AbstractsBiology & Animal Science

Breast cancer recurrence is the primary cause of mortality in breast cancer, and although advances have been made in the treatment of primary breast cancer, recurrent breast cancer remains uncurable. Targeted therapy has had a major impact on survival across multiple cancer types, including breast cancer, however patients who respond to targeted therapy ultimately relapse. Residual disease, the tumor cells that survive initial therapy, represent an attractive therapeutic target, however little is known about the biology of these cells. We use mouse models of breast cancer to investigate the phenotype of residual disease that survives targeted therapy, and to explore approaches to inhibit tumor recurrence. Residual disease exhibits cellular dormancy in models driven by distinct oncogenic pathways.
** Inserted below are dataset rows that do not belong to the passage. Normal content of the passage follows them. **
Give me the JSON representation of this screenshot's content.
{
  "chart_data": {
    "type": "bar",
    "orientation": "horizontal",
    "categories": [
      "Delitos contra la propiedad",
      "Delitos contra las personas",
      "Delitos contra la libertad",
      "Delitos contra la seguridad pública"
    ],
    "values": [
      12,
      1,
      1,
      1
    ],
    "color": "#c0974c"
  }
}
Gene expression profiling reveals that residual tumor cells are enriched for a phenotype associated with normal and neoplastic stem-like cells, but are not enriched for tumor initiative cells. Interventions that inhibit inflammatory signaling inhibit tumor recurrence, however increasing inflammation promotes tumor recurrence. Inflammatory macrophages may be leukocytes that promote inflammation and drive recurrence in these models. Together, our findings present a more comprehensive picture of residual tumor cells surviving targeted therapy, and suggest possible therapeutic strategies for targeting residual disease that gives rise to cancer recurrence.